The bishops said that the Church could not support a broadening of the definition of marriage and the family, the recognition of same-sex partnerships “including regulation of property, alimony, and inheritance,” same-sex adoption, or moves to permit people to determine their gender from the age of 16.
Citing the Vatican Congregation for Catholic Education’s 2019 document “Male and Female He Created Them,” they said: “Being aware of the radical nature of the postulated cultural transformation and the demands of a society ‘without gender differences,’ the LGBT+ movements propose to use the method of small steps to force a slow cultural and moral transformation by gradually familiarising society with behaviours that until recently were considered unacceptable and morally reprehensible.”
“Some social media support these projects by promoting gender ideology, promoting the alleged attractiveness of divorce, betrayal, sexual promiscuity, ridiculing fidelity, virginity, chastity and religion.”
In a move likely to spark controversy, the bishops also endorsed the creation of counselling centres, “to help people wishing to regain their sexual health and natural sexual orientation.” While the issue has not become prominent in Poland, opposition to so-called “conversion therapy” has become a major issue in the West, and many Catholic therapists have insisted they focus on helping clients to live the Church’s teaching regarding chastity, not to change their sexual orientation.

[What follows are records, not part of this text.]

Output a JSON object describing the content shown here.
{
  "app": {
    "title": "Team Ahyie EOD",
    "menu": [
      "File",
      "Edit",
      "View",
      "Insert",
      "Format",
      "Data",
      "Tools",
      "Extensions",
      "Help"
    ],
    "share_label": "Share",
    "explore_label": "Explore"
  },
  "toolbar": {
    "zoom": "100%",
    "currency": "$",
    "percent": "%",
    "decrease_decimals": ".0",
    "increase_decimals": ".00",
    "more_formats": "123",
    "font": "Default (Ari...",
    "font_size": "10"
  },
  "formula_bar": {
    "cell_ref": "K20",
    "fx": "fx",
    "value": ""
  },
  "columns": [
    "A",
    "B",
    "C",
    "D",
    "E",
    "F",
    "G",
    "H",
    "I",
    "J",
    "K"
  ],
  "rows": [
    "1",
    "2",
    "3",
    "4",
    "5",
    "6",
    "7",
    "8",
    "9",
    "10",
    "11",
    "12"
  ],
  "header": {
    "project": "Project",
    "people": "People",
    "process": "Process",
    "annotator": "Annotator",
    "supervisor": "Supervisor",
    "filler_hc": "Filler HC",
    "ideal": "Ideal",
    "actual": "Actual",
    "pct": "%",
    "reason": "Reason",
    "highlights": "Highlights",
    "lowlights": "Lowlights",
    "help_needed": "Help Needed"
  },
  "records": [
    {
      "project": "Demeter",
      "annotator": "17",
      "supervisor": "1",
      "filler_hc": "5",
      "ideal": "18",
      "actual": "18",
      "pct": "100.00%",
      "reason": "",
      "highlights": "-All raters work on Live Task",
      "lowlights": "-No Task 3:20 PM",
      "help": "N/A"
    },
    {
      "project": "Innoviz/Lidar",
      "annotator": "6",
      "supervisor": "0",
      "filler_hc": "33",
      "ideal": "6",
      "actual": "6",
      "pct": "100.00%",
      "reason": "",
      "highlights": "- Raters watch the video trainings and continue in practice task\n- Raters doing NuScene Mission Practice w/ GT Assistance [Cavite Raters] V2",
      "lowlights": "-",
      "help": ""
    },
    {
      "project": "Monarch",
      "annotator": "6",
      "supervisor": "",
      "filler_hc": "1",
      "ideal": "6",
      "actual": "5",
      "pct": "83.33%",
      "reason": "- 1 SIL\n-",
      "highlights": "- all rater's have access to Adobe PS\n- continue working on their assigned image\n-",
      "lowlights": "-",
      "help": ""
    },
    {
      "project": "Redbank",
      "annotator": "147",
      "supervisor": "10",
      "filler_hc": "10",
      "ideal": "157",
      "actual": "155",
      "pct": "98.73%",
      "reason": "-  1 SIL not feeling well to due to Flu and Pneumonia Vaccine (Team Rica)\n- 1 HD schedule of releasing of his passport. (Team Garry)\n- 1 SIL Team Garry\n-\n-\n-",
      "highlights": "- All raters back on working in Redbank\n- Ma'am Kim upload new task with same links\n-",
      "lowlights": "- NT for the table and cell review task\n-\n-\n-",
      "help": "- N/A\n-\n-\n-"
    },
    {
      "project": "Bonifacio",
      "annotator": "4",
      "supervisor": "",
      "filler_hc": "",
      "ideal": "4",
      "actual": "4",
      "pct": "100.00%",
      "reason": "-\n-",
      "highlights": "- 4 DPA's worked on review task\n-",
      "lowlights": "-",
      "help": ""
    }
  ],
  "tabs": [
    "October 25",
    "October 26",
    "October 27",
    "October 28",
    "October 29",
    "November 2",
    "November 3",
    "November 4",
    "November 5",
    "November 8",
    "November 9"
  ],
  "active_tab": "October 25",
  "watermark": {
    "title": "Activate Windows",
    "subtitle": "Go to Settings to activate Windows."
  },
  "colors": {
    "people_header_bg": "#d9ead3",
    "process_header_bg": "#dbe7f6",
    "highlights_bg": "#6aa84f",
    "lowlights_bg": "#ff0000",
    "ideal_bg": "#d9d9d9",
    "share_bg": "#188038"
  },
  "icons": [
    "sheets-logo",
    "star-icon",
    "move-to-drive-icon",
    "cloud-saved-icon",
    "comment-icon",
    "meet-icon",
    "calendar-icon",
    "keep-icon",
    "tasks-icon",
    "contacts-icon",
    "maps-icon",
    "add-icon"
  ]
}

In addition, the bishops expressed their opposition to calls to begin sex education at pre-school age.
They said: “Responsible upbringing cannot be reconciled with providing children with materials that reveal human intimacy and teach them the pleasure of ‘manipulating’ their sexuality and introducing them to early sexual experiences.”
They also said that people who identify themselves as transgender have a right to belong to the Church and that they should not be denied baptism or other sacraments if they fulfilled the conditions for receiving them.
“However, in upholding the sanctity of the sacraments, the Church cannot accept false celebrations where their important or decent celebration or reception is related to or dependent on human sex. This applies especially to the sacrament of baptism, ordination and marriage. For their important exercise, it is the genetic gender that is decisive, not the subjective sexual self-determination of a person,” they wrote.